GTA Online is being continuously updated with new content by Rockstar, for free. These DLCs add new missions, items, modes and other various features to the game, giving players further things to do in-game and more vehicles, weapons and properties to purchase. The thing that typically separates DLC content from vanilla? They're more expensive - not always, granted, but the best new toys usually have a hefty price tag.
We've seen jets and yachts cost 10 million in in-game currency. Paying for ammo for more specialized weaponry is a constant drain on your bank accounts. Fully upgraded lowriders cost upward of a million. To keep up with the competition, you'll need to upgrade your arsenal occasionally and you'll need to fill your garage with vehicles that fit any kind of challenge the game throws at you.
At the same time, acquiring cash is a slow process in GTA Online. Thus, whenever a new DLC is announced, players often flood the post with comments about how they'll be grinding the Pacific Standard heist or VIP missions in preparation for release. This is usually said in a negative sense, as running heists without a set team is a time-consuming affair due to players often leaving during the starting cutscenes. Plus, grinding is a monotonous affair and can easily take the fun out of the game.

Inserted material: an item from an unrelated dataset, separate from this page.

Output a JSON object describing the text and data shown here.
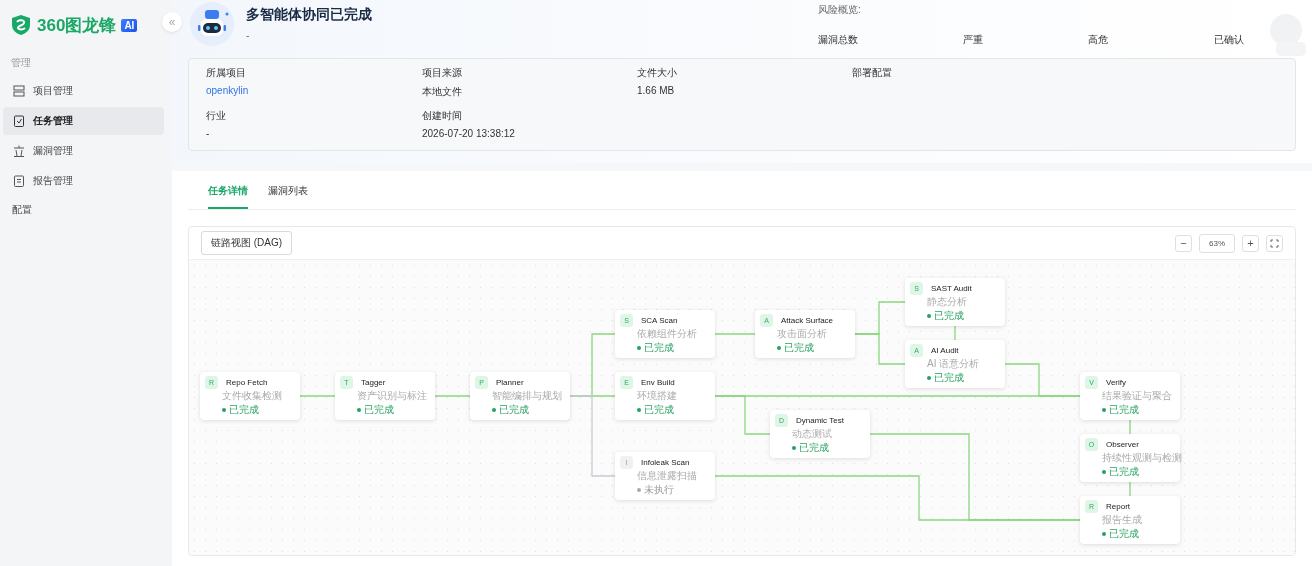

"But these missions are the most lucrative and I need the new vehicle/weapon/thing as fast as possible!" I hear you say.
Well, firstly, no you don't.
Secondly, even so, you need not grind. Doing the two best paying VIP jobs back to back on an infinite loop might get you the cash you need slightly faster than expanding your mission range with different jobs (such as missions that *gasp* you actually enjoy playing), but when grinding, what takes you 3 hours will feel like three days once you're done, while having fun with the game will zip past quick - and the cash adds up.
You can calculate how long a mission takes with relation to how much you make and go on a max-efficiency run, but you'll take the game out of the game and the payoff won't be as good. How many times have you read people complain that they ground for countless hours "for this"? If you enjoyed the process of gaining the cash, then its a reward in and of itself, with the coveted vehicle/weapon/thing at the end a bonus.
Do you usually grind when in need of cash in GTA Online, or do you go with the flow and play what you feel like?